Does all this activity actually resolve any of the underlying problems? No. It's like running in place on a treadmill going faster and faster. Stepping off, of course, is not an option.
If the data were of high quality, that would be one thing. But generally, it's not. Far from it. Organizations have simply been looking at the problem of data quality in fundamentally the wrong way. Time for a fresh perspective.
How did organizations get themselves in the current situation? Basically, a long-term application-centric approach is to blame. Each project often develops its own files and databases. The net result is local, narrow views that must be spliced together through external interfaces. The big picture isn't simply lost — it never existed in the first place. And without a concept model, one that is integrated and holistic, there can be no effective remediation.

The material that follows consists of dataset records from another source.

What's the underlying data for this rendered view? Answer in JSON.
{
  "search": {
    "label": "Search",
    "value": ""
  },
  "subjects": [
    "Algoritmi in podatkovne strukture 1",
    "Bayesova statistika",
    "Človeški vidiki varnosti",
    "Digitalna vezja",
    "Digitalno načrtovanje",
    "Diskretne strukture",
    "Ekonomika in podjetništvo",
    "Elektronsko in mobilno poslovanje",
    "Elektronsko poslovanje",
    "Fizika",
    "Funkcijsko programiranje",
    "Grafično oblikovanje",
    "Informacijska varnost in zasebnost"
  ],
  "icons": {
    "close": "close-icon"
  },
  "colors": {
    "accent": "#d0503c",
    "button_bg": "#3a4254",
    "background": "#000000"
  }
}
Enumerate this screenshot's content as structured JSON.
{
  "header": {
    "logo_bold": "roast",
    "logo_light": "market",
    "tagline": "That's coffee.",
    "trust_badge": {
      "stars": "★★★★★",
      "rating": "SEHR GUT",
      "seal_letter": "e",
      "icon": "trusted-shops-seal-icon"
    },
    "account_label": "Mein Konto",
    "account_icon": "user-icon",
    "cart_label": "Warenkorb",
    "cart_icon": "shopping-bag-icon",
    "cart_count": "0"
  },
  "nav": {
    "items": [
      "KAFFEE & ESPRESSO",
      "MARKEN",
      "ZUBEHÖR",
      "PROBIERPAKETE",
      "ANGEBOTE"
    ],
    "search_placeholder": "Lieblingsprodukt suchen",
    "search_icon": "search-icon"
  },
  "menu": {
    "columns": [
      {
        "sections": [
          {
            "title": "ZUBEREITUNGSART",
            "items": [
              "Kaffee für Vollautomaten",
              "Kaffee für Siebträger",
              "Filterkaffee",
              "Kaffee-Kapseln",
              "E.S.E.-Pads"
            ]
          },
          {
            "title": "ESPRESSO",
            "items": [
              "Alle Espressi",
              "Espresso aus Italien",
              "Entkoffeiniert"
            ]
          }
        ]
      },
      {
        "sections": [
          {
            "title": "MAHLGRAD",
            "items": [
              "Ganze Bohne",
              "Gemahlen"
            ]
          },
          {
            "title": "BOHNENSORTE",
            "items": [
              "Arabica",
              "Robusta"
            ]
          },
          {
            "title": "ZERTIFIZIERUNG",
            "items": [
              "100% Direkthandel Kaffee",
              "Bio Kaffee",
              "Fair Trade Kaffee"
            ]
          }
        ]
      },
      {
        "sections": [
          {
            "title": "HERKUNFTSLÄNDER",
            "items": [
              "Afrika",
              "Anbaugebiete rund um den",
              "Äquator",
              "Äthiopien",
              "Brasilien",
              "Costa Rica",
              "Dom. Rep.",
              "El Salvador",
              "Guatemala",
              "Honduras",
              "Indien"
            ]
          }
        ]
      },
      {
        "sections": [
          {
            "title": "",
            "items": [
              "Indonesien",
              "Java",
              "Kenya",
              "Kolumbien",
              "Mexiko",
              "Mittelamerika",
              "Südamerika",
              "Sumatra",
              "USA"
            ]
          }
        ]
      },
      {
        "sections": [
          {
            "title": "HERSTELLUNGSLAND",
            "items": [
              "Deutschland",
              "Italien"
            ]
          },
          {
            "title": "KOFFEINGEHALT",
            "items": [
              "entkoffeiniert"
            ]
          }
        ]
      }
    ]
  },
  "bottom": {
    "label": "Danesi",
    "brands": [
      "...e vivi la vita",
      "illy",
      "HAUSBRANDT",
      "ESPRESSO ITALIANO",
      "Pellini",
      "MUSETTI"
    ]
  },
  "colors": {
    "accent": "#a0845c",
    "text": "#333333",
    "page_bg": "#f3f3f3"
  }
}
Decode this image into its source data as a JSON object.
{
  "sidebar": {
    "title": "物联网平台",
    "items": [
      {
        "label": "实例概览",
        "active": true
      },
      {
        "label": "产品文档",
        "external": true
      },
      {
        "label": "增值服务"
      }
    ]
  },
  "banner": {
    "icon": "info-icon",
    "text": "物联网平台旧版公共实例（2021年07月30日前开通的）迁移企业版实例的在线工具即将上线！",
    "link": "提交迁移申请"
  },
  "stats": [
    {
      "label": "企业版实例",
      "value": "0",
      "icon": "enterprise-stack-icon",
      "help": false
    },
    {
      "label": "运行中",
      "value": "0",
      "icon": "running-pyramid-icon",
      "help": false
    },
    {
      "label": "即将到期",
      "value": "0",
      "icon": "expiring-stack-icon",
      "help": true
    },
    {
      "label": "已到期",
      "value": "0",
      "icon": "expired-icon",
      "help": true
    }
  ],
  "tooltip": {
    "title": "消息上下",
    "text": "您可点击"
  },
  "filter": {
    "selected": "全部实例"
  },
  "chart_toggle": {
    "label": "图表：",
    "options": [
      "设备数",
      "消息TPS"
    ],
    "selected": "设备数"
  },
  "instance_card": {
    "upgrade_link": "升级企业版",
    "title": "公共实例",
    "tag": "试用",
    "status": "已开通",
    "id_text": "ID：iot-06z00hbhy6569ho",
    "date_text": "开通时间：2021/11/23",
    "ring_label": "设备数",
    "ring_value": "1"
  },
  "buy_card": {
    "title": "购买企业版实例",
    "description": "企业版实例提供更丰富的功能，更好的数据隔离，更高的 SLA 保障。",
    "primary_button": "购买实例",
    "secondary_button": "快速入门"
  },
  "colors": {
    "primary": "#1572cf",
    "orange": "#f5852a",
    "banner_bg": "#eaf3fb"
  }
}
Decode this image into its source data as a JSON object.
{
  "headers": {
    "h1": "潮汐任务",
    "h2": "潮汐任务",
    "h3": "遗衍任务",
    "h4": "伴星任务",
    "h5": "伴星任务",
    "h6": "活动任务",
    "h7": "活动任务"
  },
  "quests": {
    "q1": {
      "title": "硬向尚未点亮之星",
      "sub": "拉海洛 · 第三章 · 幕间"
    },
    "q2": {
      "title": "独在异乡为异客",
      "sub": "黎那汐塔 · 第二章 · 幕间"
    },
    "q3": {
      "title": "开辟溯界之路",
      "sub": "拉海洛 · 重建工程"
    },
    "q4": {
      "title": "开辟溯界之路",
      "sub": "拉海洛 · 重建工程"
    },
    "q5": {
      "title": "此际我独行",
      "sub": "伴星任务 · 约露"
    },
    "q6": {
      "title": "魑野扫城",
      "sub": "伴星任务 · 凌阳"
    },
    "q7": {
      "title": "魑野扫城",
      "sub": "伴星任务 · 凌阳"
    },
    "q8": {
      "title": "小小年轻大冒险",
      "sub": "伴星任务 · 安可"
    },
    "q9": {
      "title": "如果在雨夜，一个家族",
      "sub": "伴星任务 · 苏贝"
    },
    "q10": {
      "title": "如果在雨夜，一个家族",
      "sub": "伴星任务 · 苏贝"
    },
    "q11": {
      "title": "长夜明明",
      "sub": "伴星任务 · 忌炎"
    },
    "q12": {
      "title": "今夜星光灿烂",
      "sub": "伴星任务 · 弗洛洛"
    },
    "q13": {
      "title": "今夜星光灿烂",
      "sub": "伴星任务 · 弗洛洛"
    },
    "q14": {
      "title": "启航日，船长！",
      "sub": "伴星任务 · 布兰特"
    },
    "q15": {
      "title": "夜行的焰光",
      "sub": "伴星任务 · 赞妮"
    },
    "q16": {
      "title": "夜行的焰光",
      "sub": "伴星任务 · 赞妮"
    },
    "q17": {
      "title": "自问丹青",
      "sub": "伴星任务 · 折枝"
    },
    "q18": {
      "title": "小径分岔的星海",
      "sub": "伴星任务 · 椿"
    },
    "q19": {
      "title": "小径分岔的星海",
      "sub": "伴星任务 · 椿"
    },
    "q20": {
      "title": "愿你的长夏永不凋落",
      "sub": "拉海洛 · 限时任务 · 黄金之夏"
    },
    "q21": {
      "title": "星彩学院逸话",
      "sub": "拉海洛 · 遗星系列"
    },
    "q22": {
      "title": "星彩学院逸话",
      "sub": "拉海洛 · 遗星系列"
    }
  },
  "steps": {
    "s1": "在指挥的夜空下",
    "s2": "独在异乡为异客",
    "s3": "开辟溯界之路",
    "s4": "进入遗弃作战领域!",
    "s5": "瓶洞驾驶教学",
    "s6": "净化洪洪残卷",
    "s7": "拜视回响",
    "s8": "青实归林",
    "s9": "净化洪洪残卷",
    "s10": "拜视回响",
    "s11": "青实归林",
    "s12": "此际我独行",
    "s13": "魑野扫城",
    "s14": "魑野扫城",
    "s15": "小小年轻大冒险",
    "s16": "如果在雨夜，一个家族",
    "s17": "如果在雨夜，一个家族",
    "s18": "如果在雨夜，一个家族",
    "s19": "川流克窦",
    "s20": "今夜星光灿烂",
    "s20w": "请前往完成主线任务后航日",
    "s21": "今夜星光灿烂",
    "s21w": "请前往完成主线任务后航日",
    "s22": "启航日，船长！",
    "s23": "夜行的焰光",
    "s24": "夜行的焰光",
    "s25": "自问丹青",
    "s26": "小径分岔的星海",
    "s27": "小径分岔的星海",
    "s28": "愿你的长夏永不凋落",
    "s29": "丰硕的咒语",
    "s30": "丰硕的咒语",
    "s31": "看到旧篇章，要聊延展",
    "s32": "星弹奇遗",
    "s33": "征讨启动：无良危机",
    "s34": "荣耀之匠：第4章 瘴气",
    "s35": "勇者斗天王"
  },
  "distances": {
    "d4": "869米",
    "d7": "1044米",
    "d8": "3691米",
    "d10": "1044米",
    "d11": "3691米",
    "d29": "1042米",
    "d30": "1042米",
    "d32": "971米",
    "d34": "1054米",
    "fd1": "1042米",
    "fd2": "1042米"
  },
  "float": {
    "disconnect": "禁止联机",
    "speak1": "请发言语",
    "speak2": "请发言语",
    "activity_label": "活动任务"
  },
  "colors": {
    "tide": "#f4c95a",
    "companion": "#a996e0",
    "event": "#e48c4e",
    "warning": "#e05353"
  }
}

What about reengineering business value chains? The heart of the matter is very down-to-earth. Integrating silos will never happen so long as workers in different parts of the value chain remain in different semantic silos.
The problem is not just one of functional silos. People (and machines) need to mean the same things by the words they use.
Unfortunately, there is no silver bullet for these problems. We simply need a better approach. The solution is a concept model.
How exactly does a concept model relate to data? A concept model is not some abstract model of data; instead, it is a concrete model for a different domain, the design of business knowledge.
Still, it's important for data for the following reason. You're simply never going to solve the problems of cross-organizational data integration and aggregated reporting using the same techniques that got you into the trouble in the first place. You need a concept model, a whole new foundation for business knowledge.